Dr. Leah Glaser, a professor at Central Connecticut State University and author of Electrifying the Rural West: Stories of Power, People and Places, said the energy resources in much of Arizona have long been steered to other parts of the country.

“There’s tremendous energy sources of all kinds — there’s the coal, there’s the uranium, there’s even solar power and wind power that gets generated on tribal lands throughout the country. But they’re for the cities,” she said.

Arizona Corporation Commission Chair Lea Márquez Peterson said that as the state grows, it must tap into its energy resources to keep up with demand for reliable power.

According to the Solar Energy Industries Association, at the end of 2021, nine percent of Arizona’s electricity came from solar energy, making the state fifth in the nation.

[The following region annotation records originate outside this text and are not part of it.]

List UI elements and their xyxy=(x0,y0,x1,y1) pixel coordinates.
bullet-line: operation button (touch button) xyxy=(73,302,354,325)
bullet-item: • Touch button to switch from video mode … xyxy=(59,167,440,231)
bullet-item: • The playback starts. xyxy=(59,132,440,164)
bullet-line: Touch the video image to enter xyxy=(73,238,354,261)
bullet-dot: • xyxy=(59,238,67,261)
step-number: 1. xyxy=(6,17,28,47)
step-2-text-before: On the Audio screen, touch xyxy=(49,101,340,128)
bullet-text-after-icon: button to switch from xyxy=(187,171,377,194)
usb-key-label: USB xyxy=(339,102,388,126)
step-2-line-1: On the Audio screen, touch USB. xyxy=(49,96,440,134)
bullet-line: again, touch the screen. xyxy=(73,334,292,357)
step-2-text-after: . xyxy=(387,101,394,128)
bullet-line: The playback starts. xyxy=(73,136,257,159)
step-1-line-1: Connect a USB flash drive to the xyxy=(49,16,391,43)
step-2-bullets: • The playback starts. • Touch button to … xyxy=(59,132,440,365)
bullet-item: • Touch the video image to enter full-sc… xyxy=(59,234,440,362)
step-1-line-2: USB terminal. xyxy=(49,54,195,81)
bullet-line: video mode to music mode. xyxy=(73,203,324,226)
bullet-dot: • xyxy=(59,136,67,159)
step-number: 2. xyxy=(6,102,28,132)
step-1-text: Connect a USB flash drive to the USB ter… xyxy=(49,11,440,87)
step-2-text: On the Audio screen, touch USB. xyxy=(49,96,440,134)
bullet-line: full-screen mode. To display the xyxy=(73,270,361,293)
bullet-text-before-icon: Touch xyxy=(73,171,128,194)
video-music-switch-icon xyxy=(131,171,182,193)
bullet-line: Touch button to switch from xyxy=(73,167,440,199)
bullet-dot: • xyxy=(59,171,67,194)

And according to the Tracking the Sun study from the Lawrence Berkeley National Laboratory, Arizona only ranked behind California in the number of residential and non-residential solar installations in 2021.

“Arizona is one of the fastest growing states in the nation and we hear announcement after announcement — particularly in the Phoenix area — of new companies coming in. We’ve need to make sure we’ve got the proper resource adequacy for all that growth,” she said.